Quando me tranquei no quarto, já em casa, tentando conseguir um pouco de paz para pensar nas razões, ou tentar me lembrar de qualquer coisa que me ajudasse a entender, fui interrompido pela voz dura da minha mãe.

- Max, deixa a porta aberta, por favor, já pedi mil vezes - disse do outro lado, já abrindo a porta. Privacidade era algo desconhecido naquela casa. Ficou ali parada, me analisando.
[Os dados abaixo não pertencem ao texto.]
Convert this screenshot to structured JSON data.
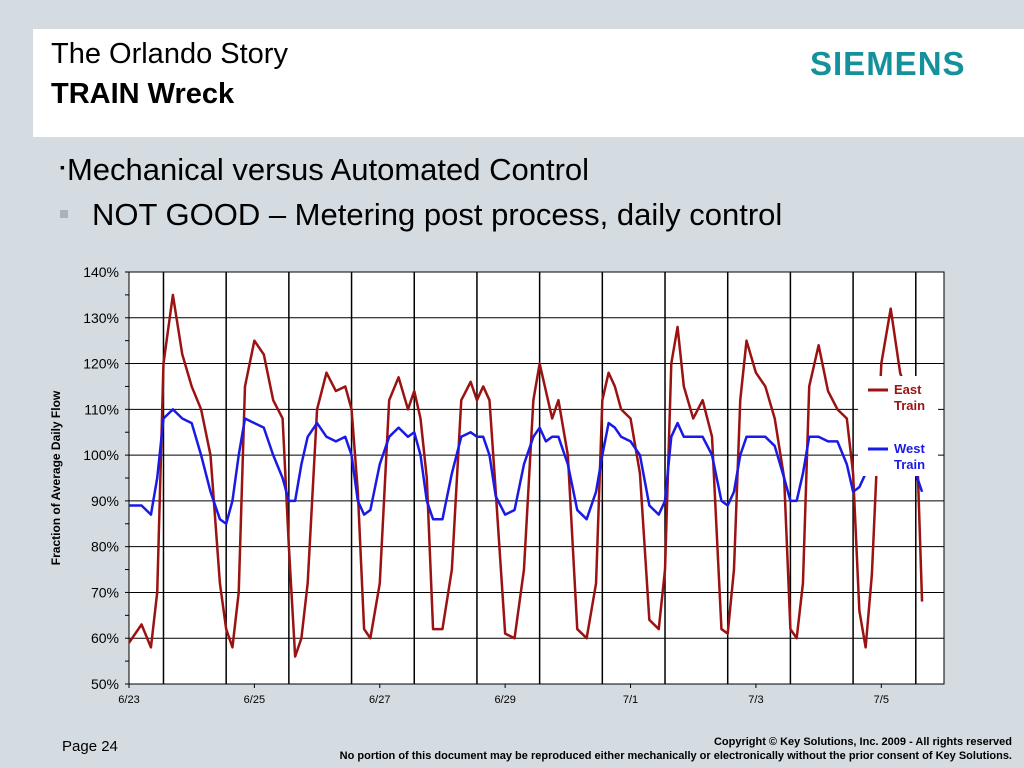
{
  "header": {
    "title_line1": "The Orlando Story",
    "title_line2": "TRAIN Wreck",
    "logo_text": "SIEMENS"
  },
  "bullets": [
    {
      "marker": "▪",
      "text": "Mechanical versus Automated Control"
    },
    {
      "text": "NOT GOOD  –  Metering post process, daily control"
    }
  ],
  "footer": {
    "page": "Page 24",
    "copyright_line1": "Copyright © Key Solutions, Inc. 2009  -  All rights reserved",
    "copyright_line2": "No portion of this document may be reproduced either mechanically or electronically without the prior consent of Key Solutions."
  },
  "colors": {
    "east": "#9b1212",
    "west": "#1a1ae6",
    "logo": "#14919b"
  },
  "chart_data": {
    "type": "line",
    "ylabel": "Fraction of Average Daily Flow",
    "xlabel": "",
    "ylim": [
      50,
      140
    ],
    "yticks": [
      "50%",
      "60%",
      "70%",
      "80%",
      "90%",
      "100%",
      "110%",
      "120%",
      "130%",
      "140%"
    ],
    "xticks": [
      "6/23",
      "6/25",
      "6/27",
      "6/29",
      "7/1",
      "7/3",
      "7/5"
    ],
    "xlim": [
      0,
      13
    ],
    "grid": true,
    "legend": "right",
    "series": [
      {
        "name": "East Train",
        "x": [
          0,
          0.2,
          0.35,
          0.45,
          0.55,
          0.7,
          0.85,
          1.0,
          1.15,
          1.3,
          1.45,
          1.55,
          1.65,
          1.75,
          1.85,
          2.0,
          2.15,
          2.3,
          2.45,
          2.55,
          2.65,
          2.75,
          2.85,
          3.0,
          3.15,
          3.3,
          3.45,
          3.55,
          3.65,
          3.75,
          3.85,
          4.0,
          4.15,
          4.3,
          4.45,
          4.55,
          4.65,
          4.75,
          4.85,
          5.0,
          5.15,
          5.3,
          5.45,
          5.55,
          5.65,
          5.75,
          5.85,
          6.0,
          6.15,
          6.3,
          6.45,
          6.55,
          6.65,
          6.75,
          6.85,
          7.0,
          7.15,
          7.3,
          7.45,
          7.55,
          7.65,
          7.75,
          7.85,
          8.0,
          8.15,
          8.3,
          8.45,
          8.55,
          8.65,
          8.75,
          8.85,
          9.0,
          9.15,
          9.3,
          9.45,
          9.55,
          9.65,
          9.75,
          9.85,
          10.0,
          10.15,
          10.3,
          10.45,
          10.55,
          10.65,
          10.75,
          10.85,
          11.0,
          11.15,
          11.3,
          11.45,
          11.55,
          11.65,
          11.75,
          11.85,
          12.0,
          12.15,
          12.3,
          12.45,
          12.55,
          12.65
        ],
        "y": [
          59,
          63,
          58,
          70,
          120,
          135,
          122,
          115,
          110,
          100,
          72,
          62,
          58,
          70,
          115,
          125,
          122,
          112,
          108,
          80,
          56,
          60,
          72,
          110,
          118,
          114,
          115,
          110,
          92,
          62,
          60,
          72,
          112,
          117,
          110,
          114,
          108,
          95,
          62,
          62,
          75,
          112,
          116,
          112,
          115,
          112,
          92,
          61,
          60,
          75,
          112,
          120,
          114,
          108,
          112,
          100,
          62,
          60,
          72,
          112,
          118,
          115,
          110,
          108,
          96,
          64,
          62,
          75,
          120,
          128,
          115,
          108,
          112,
          104,
          62,
          61,
          75,
          112,
          125,
          118,
          115,
          108,
          95,
          62,
          60,
          72,
          115,
          124,
          114,
          110,
          108,
          96,
          66,
          58,
          74,
          120,
          132,
          118,
          112,
          110,
          68
        ]
      },
      {
        "name": "West Train",
        "x": [
          0,
          0.2,
          0.35,
          0.45,
          0.55,
          0.7,
          0.85,
          1.0,
          1.15,
          1.3,
          1.45,
          1.55,
          1.65,
          1.75,
          1.85,
          2.0,
          2.15,
          2.3,
          2.45,
          2.55,
          2.65,
          2.75,
          2.85,
          3.0,
          3.15,
          3.3,
          3.45,
          3.55,
          3.65,
          3.75,
          3.85,
          4.0,
          4.15,
          4.3,
          4.45,
          4.55,
          4.65,
          4.75,
          4.85,
          5.0,
          5.15,
          5.3,
          5.45,
          5.55,
          5.65,
          5.75,
          5.85,
          6.0,
          6.15,
          6.3,
          6.45,
          6.55,
          6.65,
          6.75,
          6.85,
          7.0,
          7.15,
          7.3,
          7.45,
          7.55,
          7.65,
          7.75,
          7.85,
          8.0,
          8.15,
          8.3,
          8.45,
          8.55,
          8.65,
          8.75,
          8.85,
          9.0,
          9.15,
          9.3,
          9.45,
          9.55,
          9.65,
          9.75,
          9.85,
          10.0,
          10.15,
          10.3,
          10.45,
          10.55,
          10.65,
          10.75,
          10.85,
          11.0,
          11.15,
          11.3,
          11.45,
          11.55,
          11.65,
          11.75,
          11.85,
          12.0,
          12.15,
          12.3,
          12.45,
          12.55,
          12.65
        ],
        "y": [
          89,
          89,
          87,
          95,
          108,
          110,
          108,
          107,
          100,
          92,
          86,
          85,
          90,
          100,
          108,
          107,
          106,
          100,
          95,
          90,
          90,
          98,
          104,
          107,
          104,
          103,
          104,
          100,
          90,
          87,
          88,
          98,
          104,
          106,
          104,
          105,
          100,
          90,
          86,
          86,
          96,
          104,
          105,
          104,
          104,
          100,
          91,
          87,
          88,
          98,
          104,
          106,
          103,
          104,
          104,
          98,
          88,
          86,
          92,
          100,
          107,
          106,
          104,
          103,
          100,
          89,
          87,
          90,
          104,
          107,
          104,
          104,
          104,
          100,
          90,
          89,
          92,
          100,
          104,
          104,
          104,
          102,
          95,
          90,
          90,
          96,
          104,
          104,
          103,
          103,
          98,
          92,
          93,
          96,
          104,
          106,
          104,
          102,
          100,
          96,
          92
        ]
      }
    ]
  }
}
- O que aconteceu na faculdade? - indagou.

Eu me perguntei qual era a das mães e sua capacidade de onisciência, até que me dei conta de que o único lugar para onde vou além da minha própria casa, é a faculdade, portanto minha mãe não era assim tão esperta.

- Nada - sussurrei.

Minha mãe costumava ser uma pessoa tranquila. Seus cabelos castanhos ficavam sempre soltos e ela ria de maneira escandalosa assistindo seriados antigos. Mas aquela pessoa não existia mais. Seus cabelos, agora, estavam sempre presos de forma desarrumada, e a única coisa que eu a via assistindo na TV era o noticiário. Não entendia como, ainda assim, eles insistiam em fingir que tudo era como antes.

- O almoço está quase pronto - ela disse baixinho. - Você pode vir?

Seu olhar estava me dizendo para ir comer, por favor, por favor. Então me levantei e cheguei perto dela. Seu olhar se acalmou um pouco, e ela seguiu pelo corredor até a cozinha. Sentei à mesa da sala e esperei. Ela fez meu prato, se sentou, e começou a comer. Fiz o mesmo.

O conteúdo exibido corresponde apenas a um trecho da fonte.